Army Sticks With Modernization Plan, But Budget Trends Are Not Encouraging

The Biden administration’s first real budget request unveiled earlier this week is predictably kinder to domestic initiatives than defense spending.

The headline story is that defense outlays have been maintained at a relatively robust level—more than the next ten military powers combined—but recent developments in Europe, raging inflation, and the approach of midterm elections make spending plans for the fiscal year beginning October 1 provisional at best.

Within the proposed defense budget, though, one trend that has been largely missed by mainstream media is that the Army seems to be losing ground, both in buying power and in comparison with the other services.

The Army is in the midst of what service leaders call a “profound transformation” as it continues its migration out of the global war on terror and into dealing with “near-peer” adversaries, meaning Russia and China.

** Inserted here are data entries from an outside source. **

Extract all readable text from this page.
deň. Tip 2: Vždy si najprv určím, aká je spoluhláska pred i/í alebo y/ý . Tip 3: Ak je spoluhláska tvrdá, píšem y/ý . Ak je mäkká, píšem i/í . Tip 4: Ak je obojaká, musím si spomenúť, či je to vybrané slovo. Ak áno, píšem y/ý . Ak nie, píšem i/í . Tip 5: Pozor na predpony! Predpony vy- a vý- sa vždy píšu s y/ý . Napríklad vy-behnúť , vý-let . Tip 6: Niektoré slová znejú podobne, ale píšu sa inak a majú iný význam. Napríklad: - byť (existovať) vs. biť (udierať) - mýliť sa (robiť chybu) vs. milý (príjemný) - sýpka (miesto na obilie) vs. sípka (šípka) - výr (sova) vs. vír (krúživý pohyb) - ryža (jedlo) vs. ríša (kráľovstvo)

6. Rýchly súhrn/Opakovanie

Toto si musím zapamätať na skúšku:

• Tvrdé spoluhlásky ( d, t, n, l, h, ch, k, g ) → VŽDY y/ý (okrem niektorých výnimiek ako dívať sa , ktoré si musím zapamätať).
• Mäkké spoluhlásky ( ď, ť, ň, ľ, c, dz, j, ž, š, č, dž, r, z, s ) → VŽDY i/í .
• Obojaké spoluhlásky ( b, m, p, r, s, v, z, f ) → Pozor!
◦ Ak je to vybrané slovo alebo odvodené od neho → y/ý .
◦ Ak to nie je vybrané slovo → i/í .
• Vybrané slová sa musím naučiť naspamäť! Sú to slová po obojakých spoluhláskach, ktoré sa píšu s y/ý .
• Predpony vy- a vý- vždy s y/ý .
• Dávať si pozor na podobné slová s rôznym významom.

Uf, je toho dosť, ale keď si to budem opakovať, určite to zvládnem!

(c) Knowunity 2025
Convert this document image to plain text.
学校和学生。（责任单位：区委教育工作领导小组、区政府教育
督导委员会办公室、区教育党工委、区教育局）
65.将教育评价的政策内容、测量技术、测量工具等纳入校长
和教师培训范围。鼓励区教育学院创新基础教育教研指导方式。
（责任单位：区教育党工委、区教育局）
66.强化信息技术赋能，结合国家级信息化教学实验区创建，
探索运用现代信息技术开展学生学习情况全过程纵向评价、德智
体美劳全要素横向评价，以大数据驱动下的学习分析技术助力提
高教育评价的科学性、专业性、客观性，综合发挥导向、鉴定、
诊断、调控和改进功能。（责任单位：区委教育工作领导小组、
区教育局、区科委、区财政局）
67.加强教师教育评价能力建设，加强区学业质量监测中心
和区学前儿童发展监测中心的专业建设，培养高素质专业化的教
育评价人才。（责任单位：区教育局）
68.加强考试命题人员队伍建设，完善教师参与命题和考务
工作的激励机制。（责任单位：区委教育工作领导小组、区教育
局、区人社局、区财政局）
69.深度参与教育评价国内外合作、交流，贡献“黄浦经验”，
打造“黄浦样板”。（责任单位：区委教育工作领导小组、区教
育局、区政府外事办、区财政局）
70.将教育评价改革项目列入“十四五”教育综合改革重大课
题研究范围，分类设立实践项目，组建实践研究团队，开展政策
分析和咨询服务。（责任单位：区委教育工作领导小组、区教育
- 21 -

Russia’s invasion of Ukraine underscores how timely that transition is—the Army is critical to security in Europe, in a way the sea services are not—but in fact Army leaders have been laying the groundwork for a new approach to warfare since the beginning of the Trump administration five years ago.

The centerpiece of Army plans is replacement of aging aircraft, artillery, vehicles and networks with a new generation of digitally-designed kit.

For instance, the service plans to gradually replace its ubiquitous Black Hawk helicopters with futuristic rotorcraft that can fly twice as fast and twice as far before refueling.

But the key to executing this plan is to sustain steadily rising expenditures for development and production of new weapons, and that’s not what Monday’s budget release reflects.

Proposed R&D spending for 2023, at $13.7 billion, represents less than one day of federal spending at current rates, and is down about 8% from the 2022 level as enacted.

It is also well below the $14.2 billion spent on R&D in 2021, and that’s before factoring in the loss of buying power associated with rising inflation since President Biden took office.

You could justify a decline in R&D outlays if key modernization initiatives were transitioning from development to production, but that is not what the Army’s procurement expenditures reflect: in 2021 they were $24.1 billion, in 2022 they are at $22.8 billion, and in 2023 the proposed budget requests $21.3 billion.

Even if there were no inflation at all, this would not be progress.

In fact, the Army’s entire procurement budget for 2023 is only about the size of the increase that the Air Force is requesting in its budget for 2023.

If you add up all the requested procurement spending for Army aircraft, missiles and vehicles in 2023, it amounts to a paltry $10.2 billion—nearly identical to what Americans spent on Halloween last year.

In order to fund the six top-priority mission areas around which Army modernization plans have been organized since 2017, items like air defense and long-range fires, the service will require a much higher level of investment outlays going forward.

However, that isn’t looking likely in an overall Army budget that is steadily losing ground from the Trump years in after-inflation terms.

Instead, a rising portion of the budget is going to what might be called consumption rather than investment—pay increases, sustainment of aging equipment, high levels of readiness, etc.

Adequately compensating soldiers, repairing their weapons in a timely fashion and being ready to fight on short notice are all good things, but in a static-to-declining budget, that means skimping on investment in new warfighting technology.

Unfortunately, maintaining a high state of readiness tends to wear out equipment already in the force, which makes the need for new weapons even greater.

Army leaders understand all this, but it isn’t clear that the Biden administration is supportive of the kind of modernization efforts required to preserve the Army’s edge over the militaries of potential rivals.

For instance, the Air Force and Navy departments will each claim 30% of the proposed 2023 budget, while the Army will get only 23%—even though it contains far more personnel than those other services.

Indeed, Army active and reserve-component personnel represent nearly half of all the uniformed personnel in the armed forces (about a million soldiers out of 2.1 million total).

When you have that many people to support but a smaller budget, it’s inevitable there will be less money available for investment.

Even a cursory perusal of Pentagon’s budget overview released this week reveals that the equipment side of the budget request is mainly about air power and sea power, with a growing component of space outlays.

The relative neglect of Army programs might make sense if China were the only near-peer threat the nation was facing, but Ukraine demonstrates that is not the case.

Even in the Pacific, the Army has major contributions to make in deterring or defeating aggression with its air and missile defenses, new long-range fires, rotorcraft that can fly greater distances and so on.

Deploying a single Army armored brigade to Taiwan would probably do more to deter the invasion of that island nation by China than all the preparations the other services are making for Pacific contingencies.

If you read between the lines in the administration’s proposed defense budget, though, it seems policymakers don’t really grasp the value of land power in places like the Pacific, and don’t realize sea power would be largely irrelevant in places like Eastern Europe.

Bottom line: the Army has sound plans for staying relevant in a world of great power rivals, but whether Biden & Company will provide adequate funding to implement those plans remains an open question.